- Marcus Hartman
The Miami Valley offers no shortage of options when it comes to furthering a football career after high school.
Tyler Haines wants to make sure area players know Urbana University is one.
Here are seven things to know about the Blue Knights:
1. Haines is entering his fourth year as Urbana head coach.
After winning two games his first season and three in his second, Haines led the Blue Knights to a 5-6 record in 2017.
The Piqua native spent part of his childhood in Urbana and has prioritized recruiting the Dayton/Springfield/Middletown area.
“I coached at Piqua High School for a year so I have a personal relationship with a lot of these high school coaches,” Haines said. “It’s good football, and I think guys tend to play a little harder for home, so I will always recruit the ‘937’ (area code) hard.”
2. Urbana’s 2017 roster had players from 16 different area high schools.
That included five players apiece from Wayne — Trey McFadden, Roman Sneed, Richie Carpenter Jr., Mikal Toliver and J.T. Dozier — and Hamilton — Devan Pankey, Conner Gleason, Grant Fansler, Myles Howard and Alex Little.
Smaller schools were represented, too, including Mechanicsburg, West Liberty-Salem and Jefferson.
3. Half of Urbana’s 2018 signing class is from an area high school.
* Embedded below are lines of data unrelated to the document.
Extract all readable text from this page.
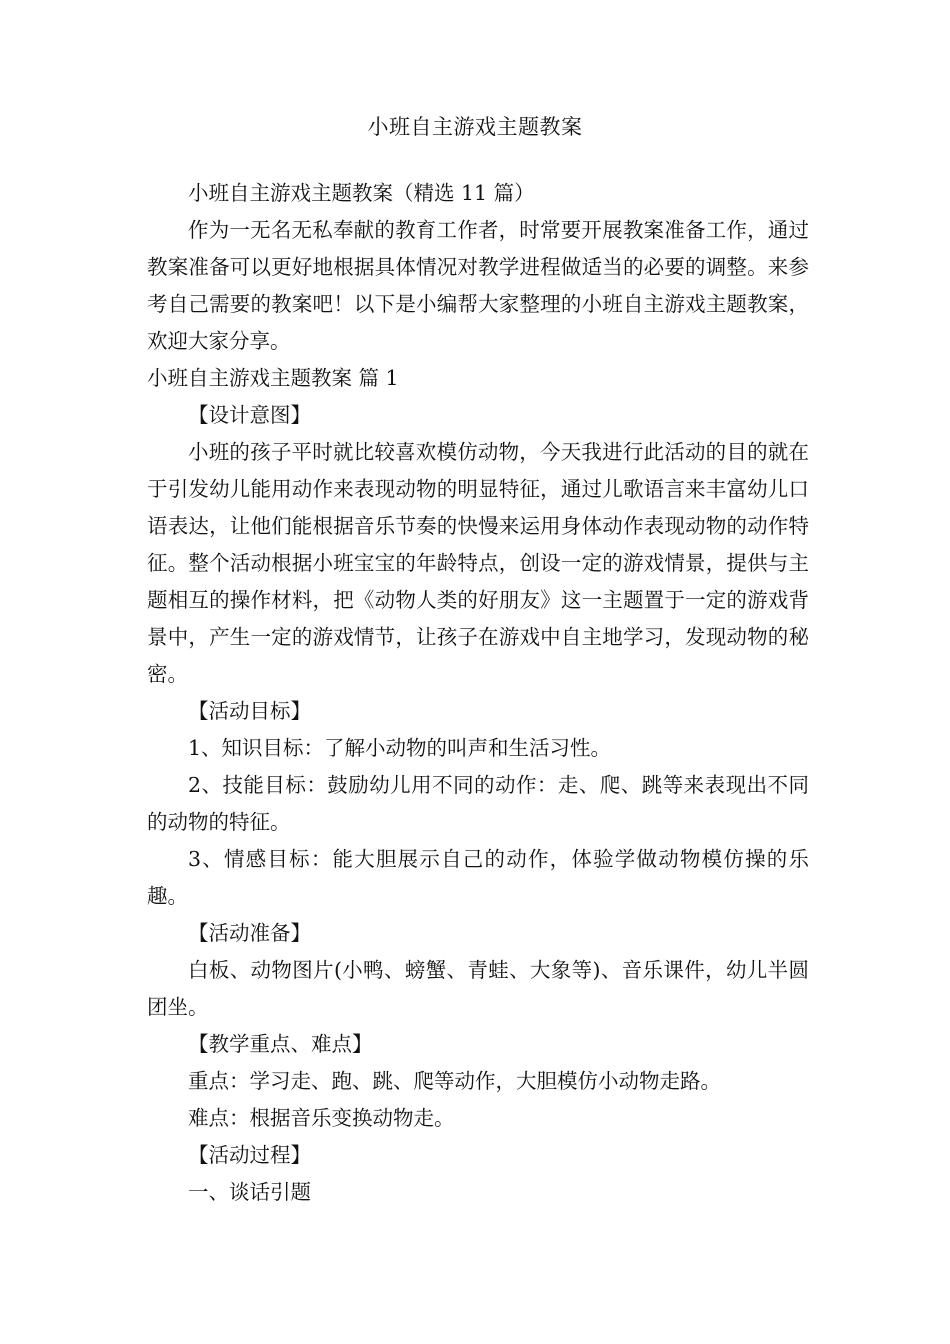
小班自主游戏主题教案

小班自主游戏主题教案（精选 11 篇）

作为一无名无私奉献的教育工作者，时常要开展教案准备工作，通过教案准备可以更好地根据具体情况对教学进程做适当的必要的调整。来参考自己需要的教案吧！以下是小编帮大家整理的小班自主游戏主题教案，欢迎大家分享。

小班自主游戏主题教案 篇 1

【设计意图】

小班的孩子平时就比较喜欢模仿动物，今天我进行此活动的目的就在于引发幼儿能用动作来表现动物的明显特征，通过儿歌语言来丰富幼儿口语表达，让他们能根据音乐节奏的快慢来运用身体动作表现动物的动作特征。整个活动根据小班宝宝的年龄特点，创设一定的游戏情景，提供与主题相互的操作材料，把《动物人类的好朋友》这一主题置于一定的游戏背景中，产生一定的游戏情节，让孩子在游戏中自主地学习，发现动物的秘密。

【活动目标】

1、知识目标：了解小动物的叫声和生活习性。

2、技能目标：鼓励幼儿用不同的动作：走、爬、跳等来表现出不同的动物的特征。

3、情感目标：能大胆展示自己的动作，体验学做动物模仿操的乐趣。

【活动准备】

白板、动物图片(小鸭、螃蟹、青蛙、大象等)、音乐课件，幼儿半圆团坐。

【教学重点、难点】

重点：学习走、跑、跳、爬等动作，大胆模仿小动物走路。

难点：根据音乐变换动物走。

【活动过程】

一、谈话引题
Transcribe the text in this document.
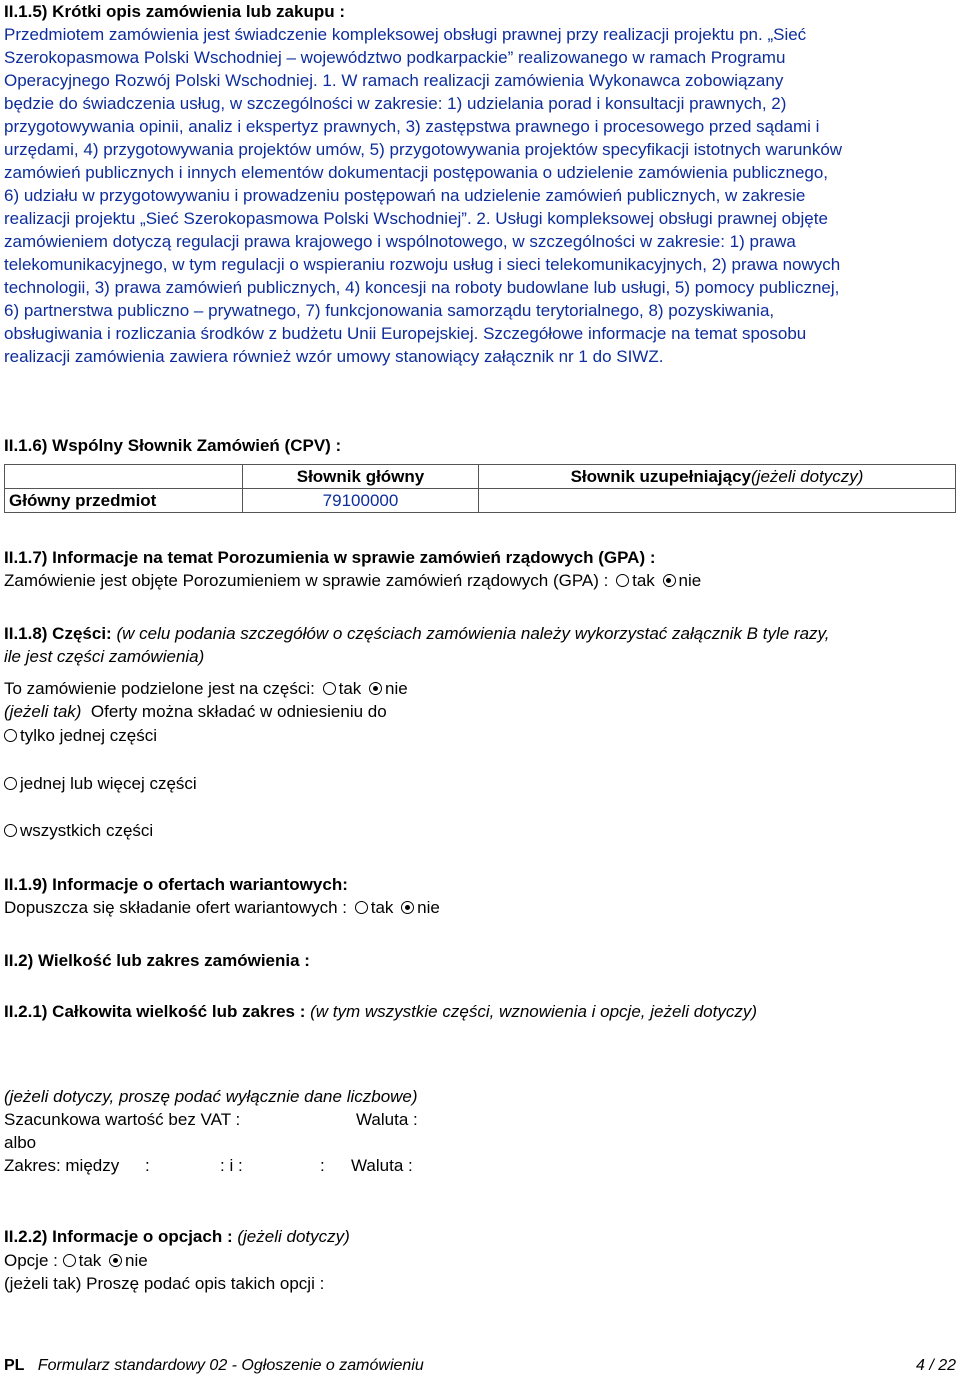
II.1.5) Krótki opis zamówienia lub zakupu :
Przedmiotem zamówienia jest świadczenie kompleksowej obsługi prawnej przy realizacji projektu pn. „Sieć
Szerokopasmowa Polski Wschodniej – województwo podkarpackie” realizowanego w ramach Programu
Operacyjnego Rozwój Polski Wschodniej. 1. W ramach realizacji zamówienia Wykonawca zobowiązany
będzie do świadczenia usług, w szczególności w zakresie: 1) udzielania porad i konsultacji prawnych, 2)
przygotowywania opinii, analiz i ekspertyz prawnych, 3) zastępstwa prawnego i procesowego przed sądami i
urzędami, 4) przygotowywania projektów umów, 5) przygotowywania projektów specyfikacji istotnych warunków
zamówień publicznych i innych elementów dokumentacji postępowania o udzielenie zamówienia publicznego,
6) udziału w przygotowywaniu i prowadzeniu postępowań na udzielenie zamówień publicznych, w zakresie
realizacji projektu „Sieć Szerokopasmowa Polski Wschodniej”. 2. Usługi kompleksowej obsługi prawnej objęte
zamówieniem dotyczą regulacji prawa krajowego i wspólnotowego, w szczególności w zakresie: 1) prawa
telekomunikacyjnego, w tym regulacji o wspieraniu rozwoju usług i sieci telekomunikacyjnych, 2) prawa nowych
technologii, 3) prawa zamówień publicznych, 4) koncesji na roboty budowlane lub usługi, 5) pomocy publicznej,
6) partnerstwa publiczno – prywatnego, 7) funkcjonowania samorządu terytorialnego, 8) pozyskiwania,
obsługiwania i rozliczania środków z budżetu Unii Europejskiej. Szczegółowe informacje na temat sposobu
realizacji zamówienia zawiera również wzór umowy stanowiący załącznik nr 1 do SIWZ.
II.1.6) Wspólny Słownik Zamówień (CPV) :
	Słownik główny	Słownik uzupełniający(jeżeli dotyczy)
Główny przedmiot	79100000	
II.1.7) Informacje na temat Porozumienia w sprawie zamówień rządowych (GPA) :
Zamówienie jest objęte Porozumieniem w sprawie zamówień rządowych (GPA) : tak nie
II.1.8) Części: (w celu podania szczegółów o częściach zamówienia należy wykorzystać załącznik B tyle razy,
ile jest części zamówienia)
To zamówienie podzielone jest na części: tak nie
(jeżeli tak) Oferty można składać w odniesieniu do
tylko jednej części
jednej lub więcej części
wszystkich części
II.1.9) Informacje o ofertach wariantowych:
Dopuszcza się składanie ofert wariantowych : tak nie
II.2) Wielkość lub zakres zamówienia :
II.2.1) Całkowita wielkość lub zakres : (w tym wszystkie części, wznowienia i opcje, jeżeli dotyczy)
(jeżeli dotyczy, proszę podać wyłącznie dane liczbowe)
Szacunkowa wartość bez VAT :	Waluta :
albo
Zakres: między :	: i :	: Waluta :
II.2.2) Informacje o opcjach : (jeżeli dotyczy)
Opcje : tak nie
(jeżeli tak) Proszę podać opis takich opcji :
PL Formularz standardowy 02 - Ogłoszenie o zamówieniu	4 / 22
Haines signed 46 players this month, and 23 can be classified as locals: Nathan Denniston of Ansonia, Caleb Fawley of Beavercreek, Bailey Wallen of Brookville, Ethan Herron of Covington, Jamarius Thorpe and Jamar Walker of Dunbar, Dillon Stone, Maleek Jarrett, Johnny Jones and Quinton Henderson of Hamilton, Jeff Garcia of Lakota West, Keion Williams of Middletown, Malachi Short of National Trail, Jalen Hinton and Donavin Wallace of Northmont, JahErinn Echols, Tayshawn Heatly, Niko Jones, Zion Rogers and Will Finch of Springfield, Ke’wuan Garrett of Trotwood-Madison, Devin Trent of Urbana and Wendell Wheeler and DaVontae McKee of Wayne.
4. That is no accident.
Haines’ personal experience as a recruit — he ended up choosing Ashland out of high school because that was the only Division II football program in Ohio at the time — helped motivate him to emphasize recruiting the area.
“When this job came open I made it a point that every kid in the 937 would have to visit us,” he said. “These other colleges would have to go through Urbana in order to get our guys because I was that kid at Piqua High School who was sitting there waiting. I had a good high school experience. I wanted to stay close to home, and the closest spot for me was Ashland, so I wanted to do that.
5. Haines has a fan in Springfield coach Maurice Douglass.
The veteran coach of the Wildcats, who previously developed a state-championship level program with numerous college recruits at Trotwood-Madison, praised the efforts of Haines during Springfield’s signing day ceremony this month.
“When he got the job, the first thing he told me he wanted to do was try to seal up the 937, and I think he and his staff have done a great job of getting not only Springfield but Dayton, all the way to Middletown. That’s what it’s all about: If you can sell this area, you’re gonna win a bunch of games.”
Last summer, Urbana High School coach Carleton Cotner spoke highly of his program’s relationship with the local university as well in an interview with CMG Ohio.
6. Just getting started?
Urbana football’s modern era began in 1985 as a member of the NAIA.
The school joined the NCAA in Division II in 2010 and currently competes in the Mountain East Conference, which is comprised of mostly teams in West Virginia.
The Blue Knights are 48-51 since joining the NCAA and play on a newly renovated with newly installed lights.
A new weight room is under construction.
7. The Blue Knights begin spring football March 23 and will hold their spring game at 7 p.m. on April 21.
Haines said his goal is for Urbana to play fast and aggressive on both side of the ball.
“We’re tying to score 1,000 points on offense without turning the ball over,” he said. “We will blitz on defense and be physical.”